Single by AJR
- Released: October 23, 2015
- Genre: Indie pop; dance-pop;
- Length: 3:21
- Label: AJR Productions
- Songwriter(s): Adam Met; Jack Met; Ryan Met;
- Producer(s): Ryan Met

AJR singles chronology
| "Infinity" (2014) | "Let the Games Begin" (2015) | "Call My Dad" (2015) |

Lyric video
- "Let the Games Begin" on YouTube

Music video
- "Let the Games Begin" on YouTube

= Let the Games Begin (song) =

2015 single by AJR

"Let the Games Begin" is a song by American indie pop band AJR. It was released as an independent single via the band's label AJR Productions on October 23, 2015. A music video for the song was released in 2016.

==Background==
AJR released their debut studio album Living Room on March 3, 2015. During the writing process of this album, the band additionally wrote material for their second album, citing an intention of different sound as their reason for not releasing the songs. One of these songs was titled "People Person", with various demos of the song taking inspiration from Irish music and dance music. After lead singer Jack Met incorporated the bugle call "First Call" into the song, the concept of "People Person" was combined with a sports theme, turning into "Let the Games Begin". Upon release, the song was anticipated to be the lead single of the band's second studio album, The Click, but was not included on any album. "Let the Games Begin" was additionally used for various Hasbro commercials.
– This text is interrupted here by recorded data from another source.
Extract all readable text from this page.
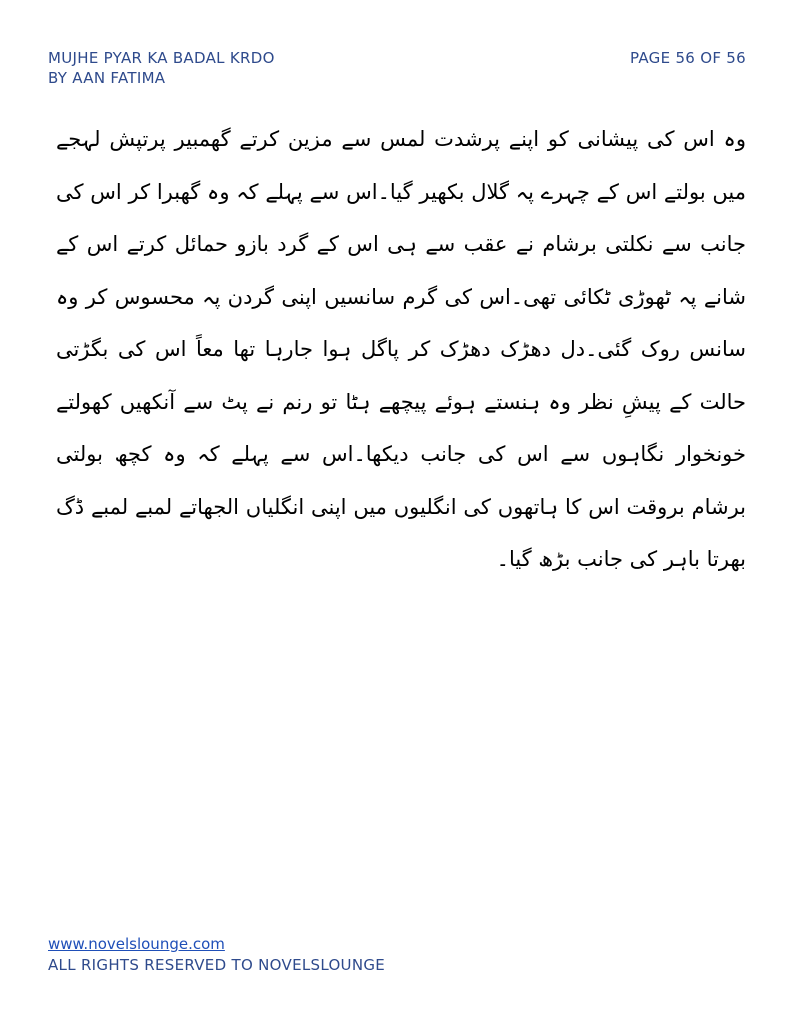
MUJHE PYAR KA BADAL KRDO	PAGE 56 OF 56
BY AAN FATIMA
وہ اس کی پیشانی کو اپنے پرشدت لمس سے مزین کرتے گھمبیر پرتپش لہجے میں بولتے اس کے چہرے پہ گلال بکھیر گیا۔اس سے پہلے کہ وہ گھبرا کر اس کی جانب سے نکلتی برشام نے عقب سے ہی اس کے گرد بازو حمائل کرتے اس کے شانے پہ ٹھوڑی ٹکائی تھی۔اس کی گرم سانسیں اپنی گردن پہ محسوس کر وہ سانس روک گئی۔دل دھڑک دھڑک کر پاگل ہوا جارہا تھا معاً اس کی بگڑتی حالت کے پیشِ نظر وہ ہنستے ہوئے پیچھے ہٹا تو رنم نے پٹ سے آنکھیں کھولتے خونخوار نگاہوں سے اس کی جانب دیکھا۔اس سے پہلے کہ وہ کچھ بولتی برشام بروقت اس کا ہاتھوں کی انگلیوں میں اپنی انگلیاں الجھاتے لمبے لمبے ڈگ بھرتا باہر کی جانب بڑھ گیا۔
www.novelslounge.com
ALL RIGHTS RESERVED TO NOVELSLOUNGE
==Composition and music video==
"Let the Games Begin" begins with the bugle call, "First Call," which is additionally the track's chorus hook. The song is composed with upbeat electronic instrumentation and a prominent beat. "Spokestep" is featured in the bridge of "Let the Games Begin", which the band refers to as electronically manipulating and cutting up vocals in the style of dubstep.

A music video for "Let the Games Begin" was directed by Jason Merrin and released on February 25, 2016. The video follows the developing popularity of a costumed performer wearing a carrot costume, additionally cutting to the band performing the song in a grocery store.